En effet, le boisé Pierre-Dansereau est un terrain d’une grande valeur écologique composé de 19 milieux humides et où pas moins de 87 espèces fauniques cohabitent. Parmi celles-ci figure la rainette faux-grillon, dont la protection de l’habitat est essentielle à la survie de l’espèce.

En acquérant ce terrain à des fins de préservation, et ce, à perpétuité, la Ville garantit la survie de plusieurs espèces ainsi que le maintien d’espaces verts, naturels et protégés au sein d’une Rive-Sud qui se développe et s’urbanise à grande vitesse. « Aujourd’hui, on pose un geste important en protégeant à perpétuité un ensemble de milieux naturels d’une très grande valeur écologique, a souligné dans son allocution Pascal Bigras, directeur général de Nature-Action Québec. Ce projet illustre concrètement la capacité des villes à agir de manière convaincante pour la conservation de la biodiversité. C’est un défi encore plus important dans le contexte d’un territoire fortement urbanisé. »

Cette acquisition est d’ailleurs l’une des plus importantes au Québec à des fins de conservation depuis plusieurs années, et le projet s’inscrit directement dans les priorités annoncées par le gouvernement du Canada en matière de protection de la nature. « C’est majeur, ce qui s’en vient à Boucherville, s’est félicité le maire. Et tout ça, c’est pour la protection de la biodiversité, c’est pour la lutte contre les bouleversements climatiques, c’est pour permettre que l’on garde des terrains qui protègent contre les îlots de chaleur et qui aident à interconnecter les différents milieux pour que les espèces puissent se déplacer. On adore l’environnement à Boucherville. »

Le maire a également profité de ce point de presse pour comparer la situation à celle de Central Park, à New York, afin de souligner l’importance d’avoir une vision à long terme lorsqu’on souhaite préserver des espaces verts au sein de zones qui s’urbanisent rapidement. « Central Park existe parce qu’à un moment donné, des gens ont eu la vision de conserver cet espace et de ne pas le développer. Aujourd’hui, il n’y a personne qui oserait remettre cela en question. Le boisé Pierre-Dansereau, lui aussi, dans 100 ans, sera toujours là. »

Un rêve vieux de 20 ans

Anne Barabé a également profité du rassemblement pour souligner l’ancrage historique de cette acquisition, qui résonne avec des ambitions citoyennes vieilles de plusieurs décennies.

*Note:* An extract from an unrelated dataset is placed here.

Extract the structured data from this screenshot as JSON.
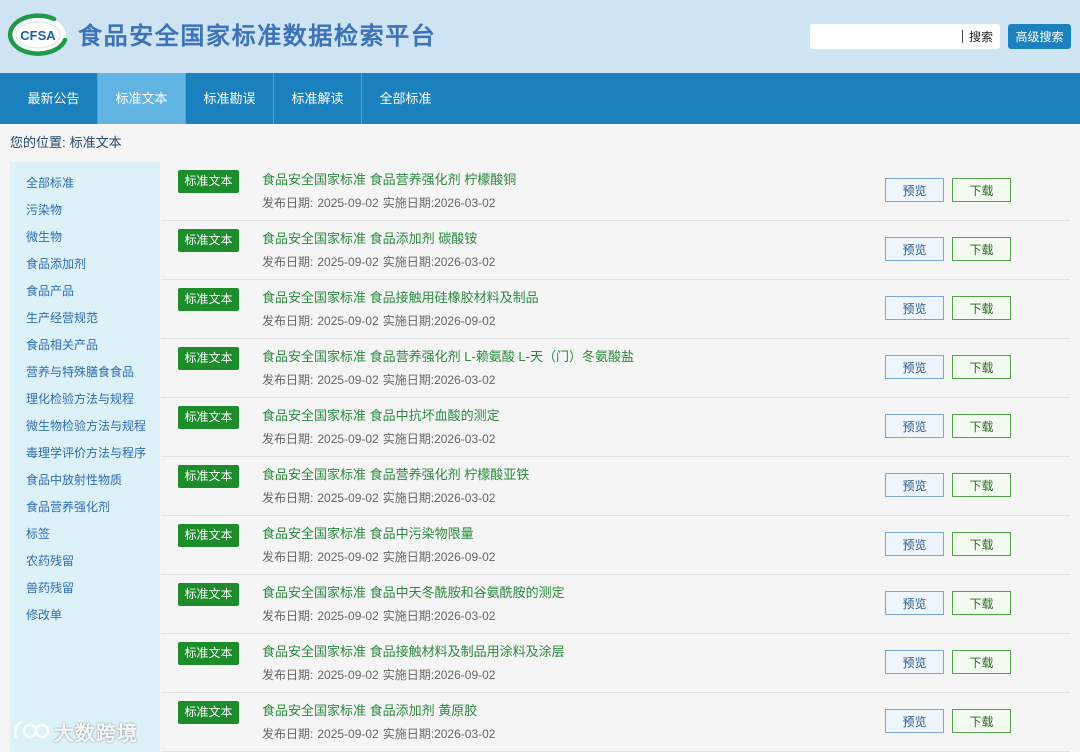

Il s’agissait en effet d’un projet porté par une pétition citoyenne datant de 2006, qui avait réuni pas moins de 3 000 signatures afin de protéger le boisé et la rainette. « Ça a pris 20 ans, mais c’est le résultat, s’est félicité le maire. Il ne faut jamais se censurer à l’étape du rêve. »

Pour des raisons de sécurité et afin de protéger le terrain, celui-ci n’est pas ouvert au public pour le moment, mais la Ville évalue la possibilité d’y aménager des sentiers.